Samantha (Sam) Wilson (she/her) loves people and communities in transition and transformation. She specializes in accompanying individuals, small groups, organizations, and coalitions in moments where change is possible: conflicts, interim ministries/ministries of change, life/group transitions, and cultural/social transformations. 

Samantha fell in love with restorative practice when she joined her tenth-grade high school peer mediation class. Her approach to restorative practice was then shaped in circles by leaders in the Ahimsa Collective, a skilled community of practitioners and mentors working inside and outside of prisons to “respond to harm in ways that foster wholeness for everyone.” She was also formed by her work with White People for Black Lives and efforts to design a Restorative Culture Team that worked across coalitions to support movement-building and anti-racist community organizing rooted in restorative culture. 
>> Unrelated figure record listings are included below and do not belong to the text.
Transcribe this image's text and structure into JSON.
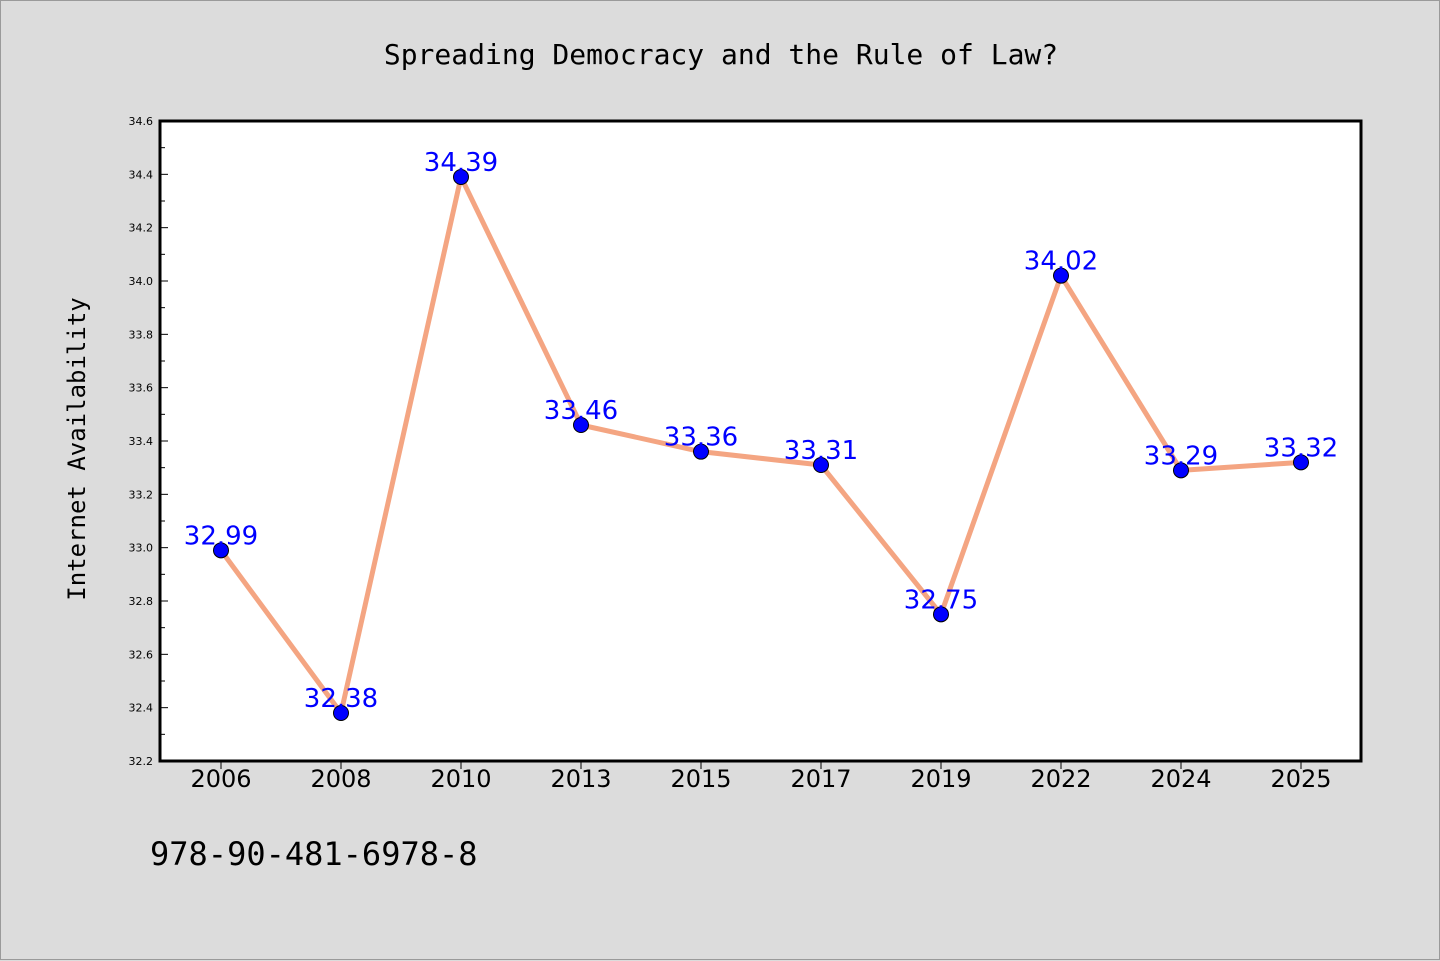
{
  "chart_data": {
    "type": "line",
    "title": "Spreading Democracy and the Rule of Law?",
    "xlabel": "",
    "ylabel": "Internet Availability",
    "categories": [
      "2006",
      "2008",
      "2010",
      "2013",
      "2015",
      "2017",
      "2019",
      "2022",
      "2024",
      "2025"
    ],
    "values": [
      32.99,
      32.38,
      34.39,
      33.46,
      33.36,
      33.31,
      32.75,
      34.02,
      33.29,
      33.32
    ],
    "data_labels": [
      "32.99",
      "32.38",
      "34.39",
      "33.46",
      "33.36",
      "33.31",
      "32.75",
      "34.02",
      "33.29",
      "33.32"
    ],
    "ylim": [
      32.2,
      34.6
    ],
    "yticks": [
      "32.2",
      "32.4",
      "32.6",
      "32.8",
      "33.0",
      "33.2",
      "33.4",
      "33.6",
      "33.8",
      "34.0",
      "34.2",
      "34.4",
      "34.6"
    ],
    "grid": false,
    "colors": {
      "line": "#f4a582",
      "marker": "#0000ff",
      "label": "#0000ff",
      "background": "#dcdcdc",
      "plot_area": "#ffffff"
    }
  },
  "caption": "978-90-481-6978-8"
}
As a minister, Samantha delights in the beauty, humor, and tenderness of modern congregational life. She is a lifelong Unitarian Universalist and was ordained as a minister in 2018. She sees ministry as facilitation: ministers are called to bring ease to the transformations people and congregations identify as part of their mission and values. Her sermons, group facilitation, care, and organizational change efforts are based on humor, humility, compassion, and a belief that the hardest moments in congregational life are the places where new life is possible. She is a staff member with the UUA as a Hope for Us Conflict Engagement Coach for the denomination. 

Samantha’s approach as a community psychologist honors the psyche of a community: communities have dreams, stories, wounds, and ideas about themselves that show up in our words and our behaviors. This organizational culture shapes us and is shaped by us – organizations require psychological, social, creative work and tending. Her doctoral research specialized in the specific culture-building practices of a white, anti-racist organization as it grew from a dozen to thousands of members in Los Angeles. Her research is at the intersections of community psychology, identity development theory, organizational development, movement work, and restorative practice. 

The real loves of Samantha’s life are Andrew (her husband, who goes by the stage name The Real John Gary) and Joy (their daughter). They now live in Oakland, CA after pandemic life among the saguaros of Tucson, AZ.